De man, wien allengs ook de andere aanhankelijkheid te drukkend wordt, is eerst verbaasd, dan gegriefd door die beminlijke onverschilligheid. Maar als hij bemerkt, dat zijn vrouw alles van het heimlijk minnespel afwist, wordt hij bepaald razend van schrik en spijt en krijgen wij een inderdaad grappige scène te zien, waarin de bedriegende echtgenoot zijn bedrogen vrouw haar schaamteloos cynisme verwijt, verklarende, dat hij hier eigenlijk nog alleen de moraal vertegenwoordigt. Want hij heeft gezondigd en schaamt zich en heeft berouw. Hij weet zich een ellendeling, zeker, maar die anderen, zijn vrouw en schoon- | |
| |
ouders, zijn zij niet veel erger in hun onverschilligheid ten opzichte van het allerheiligste! En is het niet allerakeligst verbazend, als een onverwacht koud bad, te bemerken, dat de ‘verboden verhouding’ elke bekoring van heimlijkheid en gebodsovertreding reeds van den aanvang miste?
Zoo keert dan, met hangende ooren, de ondeugende echtvriend tot zijn plicht terug, om - als het naar vaders advies gaat - nooit meer een vrouw te vinden, die zich geheel en zonder achtergedachten geeft, opdat zij steeds den prikkel van het nieuwe en ongekende behoude....
Om deze en dergelijke voorstellingen en tafreelen, zou ik meenen, dat Fransche geest dit Engelsch product zeer tot zijn voordeel doordrongen had.
Of het dan overigens smaken zal, hangt geheel van regie en spel af.
Aan de Hagespelers nu is de aankleeding en regie van zulk soort stukken bijzonder toevertrouwd. Hier liggen sommige redenen van hun bestaan en succes, al laat ook het spel der afzonderlijke medewerkers vaak te wenschen. Daarom is het des te meer verheugend te kunnen constateeren, hoezeer thans ook in dit opzicht aan het stuk werd recht gedaan en hoe mevr. Enny Vrede een verrassend-bekorend talent voor zulk spel vertoonde. De echt-gemeende en bevallige coquetterie, blijheid en hartstochtelijke heftigheid, die zij te zien gaf, maakten het stuk zonnig van leven tot het einde toe. Zij wàs inderdaad met overtuiging het Engelsche vrouwtje, dat zij voorgaf te zijn, terwijl mej. Sophie Hermse, de heeren Verkade en de Groot haar voortreflijk begeleidden in het spel.

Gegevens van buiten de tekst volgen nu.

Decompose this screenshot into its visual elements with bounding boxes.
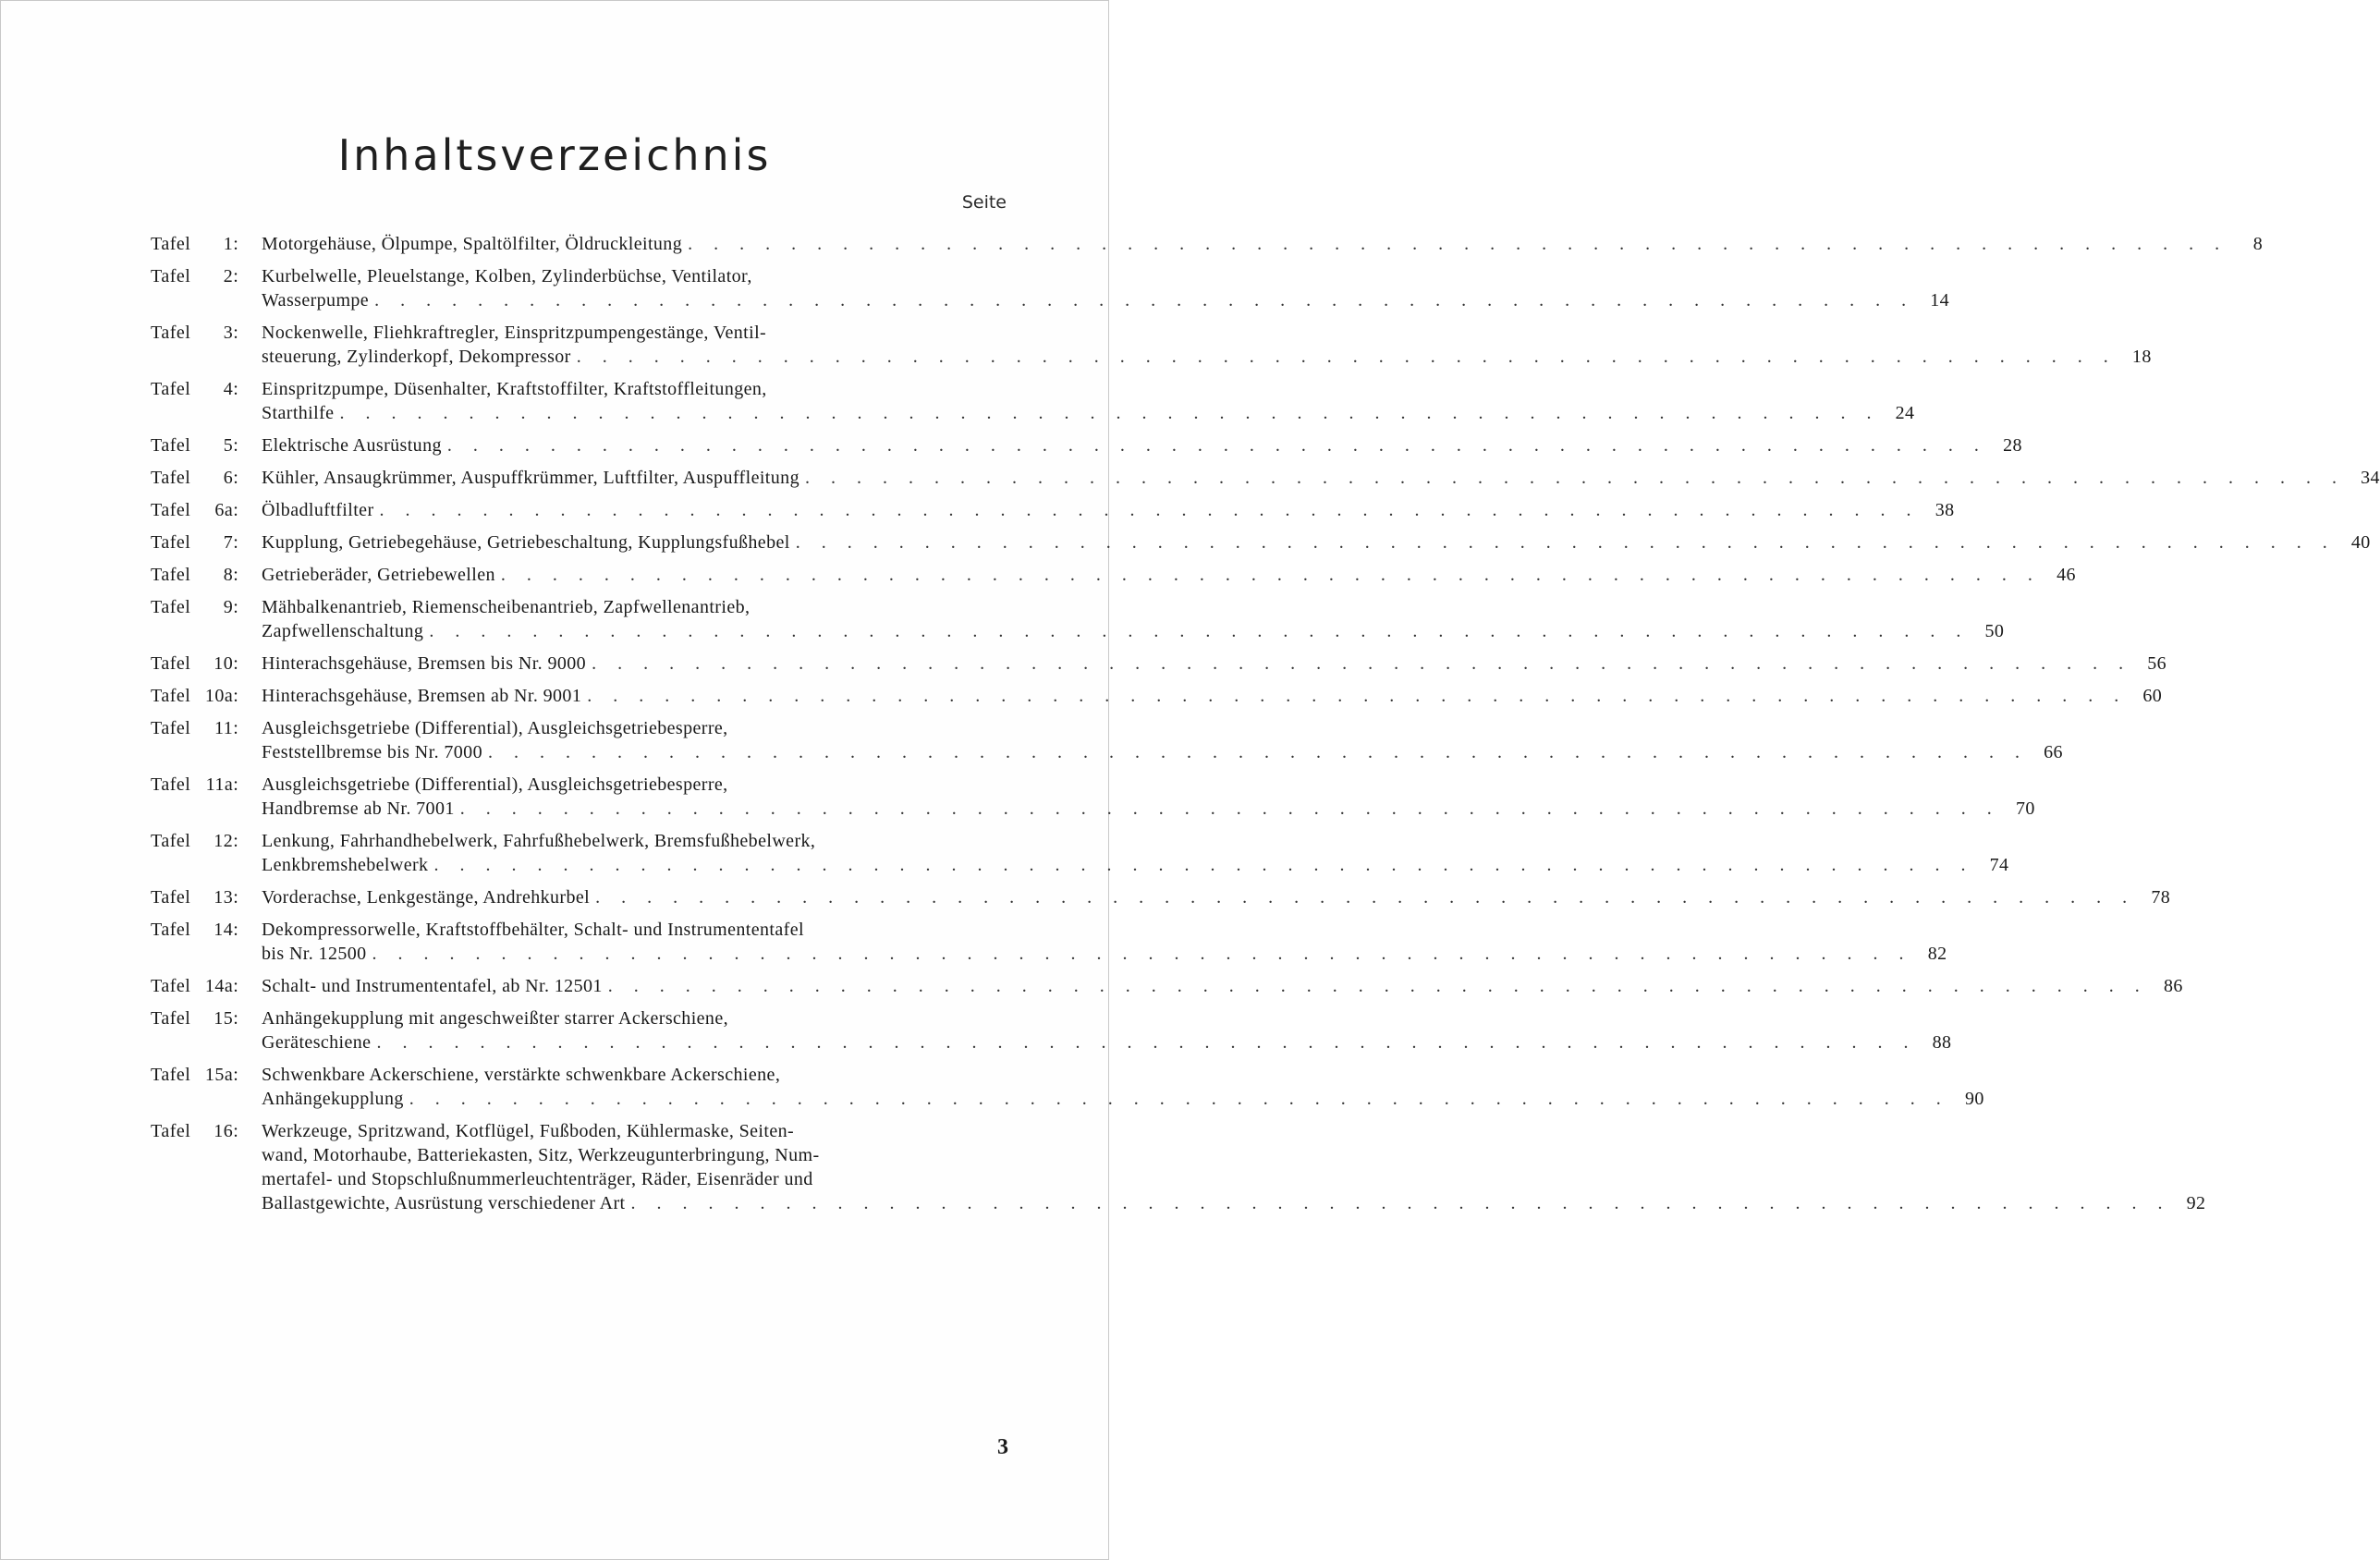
tafel-label [151, 1006, 262, 1030]
tafel-number: 6: [223, 468, 239, 488]
toc-entry [151, 530, 2371, 555]
toc-entry-line: bis Nr. 12500 [262, 944, 367, 964]
toc-entry-last-line [262, 1087, 1984, 1111]
tafel-label [151, 377, 262, 401]
tafel-label [151, 684, 262, 708]
toc-entry-text [262, 466, 2380, 490]
tafel-label [151, 232, 262, 256]
tafel-number: 2: [223, 266, 239, 286]
toc-entry-line: Nockenwelle, Fliehkraftregler, Einspritzpumpengestänge, Ventil- [262, 323, 767, 343]
tafel-number: 11a: [205, 774, 239, 795]
toc-entry-last-line [262, 498, 1955, 522]
tafel-label [151, 433, 262, 457]
tafel-word: Tafel [151, 887, 191, 908]
tafel-label [151, 264, 262, 288]
toc-page-number: 74 [1989, 855, 2009, 875]
toc-entry-text [262, 264, 1949, 312]
toc-entry-last-line [262, 433, 2022, 457]
dot-leader: . . . . . . . . . . . . . . . . . . . . . . . . . . . . . . . . . . . . . . . . . . . . . . . . . . . . . . . . . . . . [587, 686, 2128, 706]
toc-entry-line: mertafel- und Stopschlußnummerleuchtenträger, Räder, Eisenräder und [262, 1169, 813, 1189]
tafel-label [151, 773, 262, 797]
toc-entry-last-line [262, 974, 2183, 998]
tafel-word: Tafel [151, 653, 191, 674]
toc-entry-text [262, 918, 1947, 966]
tafel-word: Tafel [151, 565, 191, 585]
tafel-word: Tafel [151, 532, 191, 553]
toc-entry-last-line [262, 619, 2004, 643]
toc-entry-line: Mähbalkenantrieb, Riemenscheibenantrieb, Zapfwellenantrieb, [262, 597, 751, 617]
toc-page-number: 88 [1932, 1032, 1952, 1053]
toc-entry-line: Feststellbremse bis Nr. 7000 [262, 742, 482, 762]
toc-entry-line: Elektrische Ausrüstung [262, 435, 442, 456]
toc-entry-text [262, 716, 2063, 764]
toc-entry [151, 1119, 2206, 1215]
toc-entry-text [262, 377, 1914, 425]
toc-entry [151, 1063, 1984, 1111]
tafel-number: 12: [214, 831, 239, 851]
dot-leader: . . . . . . . . . . . . . . . . . . . . . . . . . . . . . . . . . . . . . . . . . . . . . . . . . . . . . . . . . . . . [409, 1089, 1949, 1109]
toc-entry-line: Kupplung, Getriebegehäuse, Getriebeschaltung, Kupplungsfußhebel [262, 532, 790, 553]
tafel-number: 15: [214, 1008, 239, 1029]
tafel-label [151, 530, 262, 555]
toc-entry-line: Zapfwellenschaltung [262, 621, 424, 641]
tafel-label [151, 466, 262, 490]
tafel-number: 3: [223, 323, 239, 343]
tafel-number: 13: [214, 887, 239, 908]
toc-entry-text [262, 530, 2371, 555]
tafel-word: Tafel [151, 379, 191, 399]
toc-entry-line: Werkzeuge, Spritzwand, Kotflügel, Fußboden, Kühlermaske, Seiten- [262, 1121, 795, 1141]
tafel-number: 4: [223, 379, 239, 399]
toc-page-number: 28 [2003, 435, 2022, 456]
toc-entry-last-line [262, 853, 2008, 877]
toc-entry [151, 377, 1915, 425]
toc-entry-text [262, 773, 2035, 821]
toc-entry-line: Einspritzpumpe, Düsenhalter, Kraftstoffilter, Kraftstoffleitungen, [262, 379, 767, 399]
toc-entry-last-line [262, 942, 1947, 966]
toc-entry-text [262, 433, 2022, 457]
toc-entry-line: Geräteschiene [262, 1032, 372, 1053]
tafel-word: Tafel [151, 686, 191, 706]
toc-entry [151, 321, 2152, 369]
toc-entry [151, 684, 2163, 708]
tafel-number: 15a: [204, 1065, 239, 1085]
dot-leader: . . . . . . . . . . . . . . . . . . . . . . . . . . . . . . . . . . . . . . . . . . . . . . . . . . . . . . . . . . . . [500, 565, 2041, 585]
toc-page-number: 82 [1927, 944, 1947, 964]
toc-entry-last-line [262, 563, 2076, 587]
dot-leader: . . . . . . . . . . . . . . . . . . . . . . . . . . . . . . . . . . . . . . . . . . . . . . . . . . . . . . . . . . . . [576, 347, 2117, 367]
toc-entry-last-line [262, 345, 2152, 369]
toc-entry-line: Lenkung, Fahrhandhebelwerk, Fahrfußhebelwerk, Bremsfußhebelwerk, [262, 831, 816, 851]
tafel-number: 1: [223, 234, 239, 254]
toc-entry-line: Ausgleichsgetriebe (Differential), Ausgleichsgetriebesperre, [262, 718, 728, 738]
tafel-word: Tafel [151, 266, 191, 286]
toc-entry [151, 433, 2022, 457]
toc-entry [151, 595, 2005, 643]
tafel-number: 16: [214, 1121, 239, 1141]
dot-leader: . . . . . . . . . . . . . . . . . . . . . . . . . . . . . . . . . . . . . . . . . . . . . . . . . . . . . . . . . . . . [592, 653, 2132, 674]
toc-entry-text [262, 595, 2004, 643]
toc-page-number: 70 [2015, 798, 2035, 819]
tafel-label [151, 716, 262, 740]
dot-leader: . . . . . . . . . . . . . . . . . . . . . . . . . . . . . . . . . . . . . . . . . . . . . . . . . . . . . . . . . . . . [429, 621, 1970, 641]
tafel-label [151, 498, 262, 522]
toc-entry-line: Starthilfe [262, 403, 335, 423]
toc-entry-line: Vorderachse, Lenkgestänge, Andrehkurbel [262, 887, 591, 908]
table-of-contents [151, 232, 2380, 1224]
page-title: Inhaltsverzeichnis [337, 130, 772, 180]
toc-page-number: 56 [2147, 653, 2167, 674]
toc-entry [151, 885, 2171, 909]
toc-entry-text [262, 321, 2152, 369]
toc-entry-line: Ausgleichsgetriebe (Differential), Ausgleichsgetriebesperre, [262, 774, 728, 795]
toc-entry-line: Lenkbremshebelwerk [262, 855, 429, 875]
tafel-word: Tafel [151, 976, 191, 996]
toc-entry [151, 716, 2063, 764]
toc-entry-line: Hinterachsgehäuse, Bremsen bis Nr. 9000 [262, 653, 587, 674]
toc-entry-line: Kurbelwelle, Pleuelstange, Kolben, Zylinderbüchse, Ventilator, [262, 266, 752, 286]
toc-page-number: 66 [2044, 742, 2063, 762]
dot-leader: . . . . . . . . . . . . . . . . . . . . . . . . . . . . . . . . . . . . . . . . . . . . . . . . . . . . . . . . . . . . [376, 1032, 1917, 1053]
tafel-number: 11: [214, 718, 239, 738]
toc-page-number: 24 [1895, 403, 1915, 423]
dot-leader: . . . . . . . . . . . . . . . . . . . . . . . . . . . . . . . . . . . . . . . . . . . . . . . . . . . . . . . . . . . . [339, 403, 1880, 423]
toc-entry [151, 563, 2076, 587]
toc-entry-text [262, 563, 2076, 587]
toc-entry-text [262, 232, 2263, 256]
toc-entry-line: Wasserpumpe [262, 290, 370, 311]
tafel-word: Tafel [151, 831, 191, 851]
toc-entry [151, 829, 2009, 877]
toc-entry-text [262, 974, 2183, 998]
toc-entry-line: Kühler, Ansaugkrümmer, Auspuffkrümmer, Luftfilter, Auspuffleitung [262, 468, 799, 488]
tafel-word: Tafel [151, 500, 191, 520]
toc-entry-last-line [262, 1191, 2205, 1215]
toc-entry-text [262, 1119, 2205, 1215]
toc-entry-line: steuerung, Zylinderkopf, Dekompressor [262, 347, 571, 367]
toc-page-number: 78 [2151, 887, 2171, 908]
toc-entry-last-line [262, 530, 2371, 555]
toc-entry-text [262, 829, 2008, 877]
toc-entry-line: wand, Motorhaube, Batteriekasten, Sitz, Werkzeugunterbringung, Num- [262, 1145, 820, 1165]
dot-leader: . . . . . . . . . . . . . . . . . . . . . . . . . . . . . . . . . . . . . . . . . . . . . . . . . . . . . . . . . . . . [607, 976, 2148, 996]
toc-entry-last-line [262, 1030, 1951, 1054]
toc-entry-line: Hinterachsgehäuse, Bremsen ab Nr. 9001 [262, 686, 582, 706]
toc-entry-last-line [262, 232, 2263, 256]
tafel-number: 10: [214, 653, 239, 674]
tafel-label [151, 652, 262, 676]
tafel-label [151, 1063, 262, 1087]
dot-leader: . . . . . . . . . . . . . . . . . . . . . . . . . . . . . . . . . . . . . . . . . . . . . . . . . . . . . . . . . . . . [795, 532, 2336, 553]
dot-leader: . . . . . . . . . . . . . . . . . . . . . . . . . . . . . . . . . . . . . . . . . . . . . . . . . . . . . . . . . . . . [446, 435, 1987, 456]
toc-entry-line: Handbremse ab Nr. 7001 [262, 798, 455, 819]
toc-entry-last-line [262, 401, 1914, 425]
tafel-word: Tafel [151, 920, 191, 940]
toc-entry-text [262, 684, 2162, 708]
tafel-label [151, 829, 262, 853]
tafel-number: 7: [223, 532, 239, 553]
toc-entry [151, 773, 2035, 821]
toc-entry [151, 498, 1955, 522]
tafel-word: Tafel [151, 1065, 191, 1085]
toc-entry [151, 232, 2264, 256]
toc-entry-text [262, 652, 2166, 676]
tafel-number: 5: [223, 435, 239, 456]
tafel-word: Tafel [151, 1121, 191, 1141]
tafel-word: Tafel [151, 435, 191, 456]
toc-entry-text [262, 498, 1955, 522]
tafel-word: Tafel [151, 468, 191, 488]
tafel-label [151, 321, 262, 345]
tafel-label [151, 563, 262, 587]
page-number: 3 [997, 1435, 1008, 1459]
toc-page-number: 38 [1935, 500, 1955, 520]
toc-entry-line: Dekompressorwelle, Kraftstoffbehälter, Schalt- und Instrumententafel [262, 920, 804, 940]
tafel-word: Tafel [151, 323, 191, 343]
toc-entry-text [262, 885, 2170, 909]
toc-entry-line: Anhängekupplung mit angeschweißter starrer Ackerschiene, [262, 1008, 729, 1029]
toc-entry-line: Motorgehäuse, Ölpumpe, Spaltölfilter, Öldruckleitung [262, 234, 683, 254]
dot-leader: . . . . . . . . . . . . . . . . . . . . . . . . . . . . . . . . . . . . . . . . . . . . . . . . . . . . . . . . . . . . [372, 944, 1912, 964]
toc-entry [151, 264, 1950, 312]
tafel-label [151, 1119, 262, 1143]
toc-entry [151, 974, 2183, 998]
toc-page-number: 8 [2252, 234, 2264, 254]
tafel-label [151, 918, 262, 942]
toc-entry [151, 918, 1947, 966]
toc-entry-last-line [262, 684, 2162, 708]
page-column-header: Seite [961, 192, 1007, 213]
toc-entry-last-line [262, 797, 2035, 821]
toc-entry-last-line [262, 288, 1949, 312]
toc-page-number: 86 [2163, 976, 2183, 996]
tafel-number: 10a: [204, 686, 239, 706]
tafel-number: 9: [223, 597, 239, 617]
dot-leader: . . . . . . . . . . . . . . . . . . . . . . . . . . . . . . . . . . . . . . . . . . . . . . . . . . . . . . . . . . . . [630, 1193, 2171, 1213]
tafel-word: Tafel [151, 597, 191, 617]
tafel-label [151, 885, 262, 909]
tafel-word: Tafel [151, 1008, 191, 1029]
toc-entry-text [262, 1006, 1951, 1054]
toc-entry-line: Schalt- und Instrumententafel, ab Nr. 12501 [262, 976, 603, 996]
tafel-label [151, 595, 262, 619]
toc-page-number: 90 [1964, 1089, 1984, 1109]
toc-entry-text [262, 1063, 1984, 1111]
toc-page-number: 50 [1984, 621, 2005, 641]
tafel-label [151, 974, 262, 998]
toc-page-number: 40 [2350, 532, 2371, 553]
toc-page-number: 14 [1930, 290, 1950, 311]
dot-leader: . . . . . . . . . . . . . . . . . . . . . . . . . . . . . . . . . . . . . . . . . . . . . . . . . . . . . . . . . . . . [804, 468, 2345, 488]
toc-page-number: 60 [2142, 686, 2163, 706]
tafel-number: 14a: [204, 976, 239, 996]
toc-entry [151, 1006, 1952, 1054]
toc-entry-line: Ballastgewichte, Ausrüstung verschiedener Art [262, 1193, 626, 1213]
tafel-word: Tafel [151, 234, 191, 254]
tafel-word: Tafel [151, 774, 191, 795]
dot-leader: . . . . . . . . . . . . . . . . . . . . . . . . . . . . . . . . . . . . . . . . . . . . . . . . . . . . . . . . . . . . [459, 798, 2000, 819]
toc-entry-last-line [262, 652, 2166, 676]
toc-entry-line: Getrieberäder, Getriebewellen [262, 565, 495, 585]
toc-entry [151, 466, 2380, 490]
toc-entry-line: Anhängekupplung [262, 1089, 404, 1109]
toc-page-number: 92 [2186, 1193, 2206, 1213]
toc-entry-last-line [262, 466, 2380, 490]
dot-leader: . . . . . . . . . . . . . . . . . . . . . . . . . . . . . . . . . . . . . . . . . . . . . . . . . . . . . . . . . . . . [379, 500, 1920, 520]
tafel-number: 8: [223, 565, 239, 585]
toc-entry-line: Ölbadluftfilter [262, 500, 374, 520]
toc-page-number: 18 [2131, 347, 2152, 367]
dot-leader: . . . . . . . . . . . . . . . . . . . . . . . . . . . . . . . . . . . . . . . . . . . . . . . . . . . . . . . . . . . . [688, 234, 2228, 254]
toc-entry [151, 652, 2167, 676]
toc-entry-line: Schwenkbare Ackerschiene, verstärkte schwenkbare Ackerschiene, [262, 1065, 781, 1085]
dot-leader: . . . . . . . . . . . . . . . . . . . . . . . . . . . . . . . . . . . . . . . . . . . . . . . . . . . . . . . . . . . . [595, 887, 2136, 908]
dot-leader: . . . . . . . . . . . . . . . . . . . . . . . . . . . . . . . . . . . . . . . . . . . . . . . . . . . . . . . . . . . . [374, 290, 1915, 311]
tafel-number: 14: [214, 920, 239, 940]
dot-leader: . . . . . . . . . . . . . . . . . . . . . . . . . . . . . . . . . . . . . . . . . . . . . . . . . . . . . . . . . . . . [487, 742, 2028, 762]
toc-entry-last-line [262, 885, 2170, 909]
toc-page-number: 46 [2057, 565, 2076, 585]
tafel-number: 6a: [214, 500, 239, 520]
dot-leader: . . . . . . . . . . . . . . . . . . . . . . . . . . . . . . . . . . . . . . . . . . . . . . . . . . . . . . . . . . . . [433, 855, 1974, 875]
toc-page-number: 34 [2361, 468, 2380, 488]
toc-entry-last-line [262, 740, 2063, 764]
tafel-word: Tafel [151, 718, 191, 738]
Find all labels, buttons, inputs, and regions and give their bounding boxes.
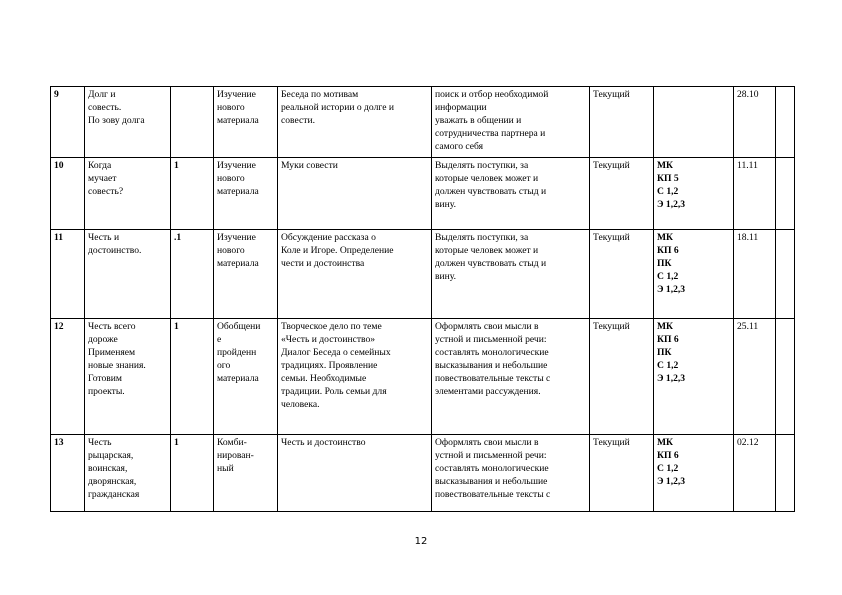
- extra-cell: [776, 158, 795, 230]
- lesson-topic: Когда мучает совесть?: [85, 158, 171, 230]
- table-row: [51, 230, 795, 319]
- lesson-number: 9: [51, 87, 85, 158]
- lesson-number: 13: [51, 435, 85, 512]
- extra-cell: [776, 435, 795, 512]
- lesson-hours: 1: [171, 435, 214, 512]
- extra-cell: [776, 230, 795, 319]
- lesson-number: 11: [51, 230, 85, 319]
- competency-indicators: МК КП 6 С 1,2 Э 1,2,3: [654, 435, 734, 512]
- lesson-date: 02.12: [734, 435, 776, 512]
- control-type: Текущий: [590, 230, 654, 319]
- student-activities: Оформлять свои мысли в устной и письменной речи: составлять монологические высказывания и небольшие повествовательные тексты с элементами рассуждения.: [432, 319, 590, 435]
- lesson-content: Беседа по мотивам реальной истории о долге и совести.: [278, 87, 432, 158]
- table-row: [51, 87, 795, 158]
- lesson-hours: 1: [171, 319, 214, 435]
- lesson-plan-table: [50, 86, 795, 512]
- lesson-content: Обсуждение рассказа о Коле и Игоре. Определение чести и достоинства: [278, 230, 432, 319]
- lesson-topic: Честь всего дороже Применяем новые знания. Готовим проекты.: [85, 319, 171, 435]
- control-type: Текущий: [590, 435, 654, 512]
- lesson-type: Комби- нирован- ный: [214, 435, 278, 512]
- student-activities: поиск и отбор необходимой информации уважать в общении и сотрудничества партнера и самого себя: [432, 87, 590, 158]
- table-row: [51, 319, 795, 435]
- student-activities: Оформлять свои мысли в устной и письменной речи: составлять монологические высказывания и небольшие повествовательные тексты с: [432, 435, 590, 512]
- lesson-number: 10: [51, 158, 85, 230]
- lesson-content: Муки совести: [278, 158, 432, 230]
- lesson-content: Честь и достоинство: [278, 435, 432, 512]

Bijzondere opmerkzaamheid verdiende nog mej. Hetty Beck voor het grappig-echt getypeerde oude dametje, dat de manie van doktersbezoeken heeft.
En overigens was alles zeer in orde bij deze opvoering, die het publiek uitermate bleek te behagen.
Voor wie zich gaarne verheugt in veelzijdig leven op dramatisch gebied, is het thans een goede tijd. De classieke oudheid, zoowel als de middeleeuwen worden een buit van jeudig-voortvarend scheppen, en het Sprookje, van alle tijdelijkheid gespeend, ontbreekt zoomin als het Historisch Drama, dat in een zeer bepaalden tijd zijn oorsprong neemt. Om van al het hedendaagsch-realistische nog niet eens te spreken.
Zoo blaast de Geest niet enkel waarheen hij wil, maar ook in welk instrument hij wil, al blaast hij soms niet hard en al is hij wel eens de geest van een ander, een dooden, dus een spookachtige geest.
Misschien was dit zelfs het allergriezeligste in dat overigens zéér griezelige stuk, door een jongen auteur, met den zwaren, gothischen naam van Wijnschenk Dom, geschreven en door de Hagespelers opgevoerd.
| |
| |
De geest van Shakespeare, die Maeterlinck zou zijn en Wijnschenk Dom was, spookte er klaarlijk, hoewel verbijsterend, over de planken, zich, tot ons niet geringer afgrijzen, huwend aan de akeligheid van het voorgesteld geval, zijnde een kruisridder, die, na vier jaren oud en blind thuiskomend, zijn jonge vrouw de minnares bevindt van zijn beide zonen....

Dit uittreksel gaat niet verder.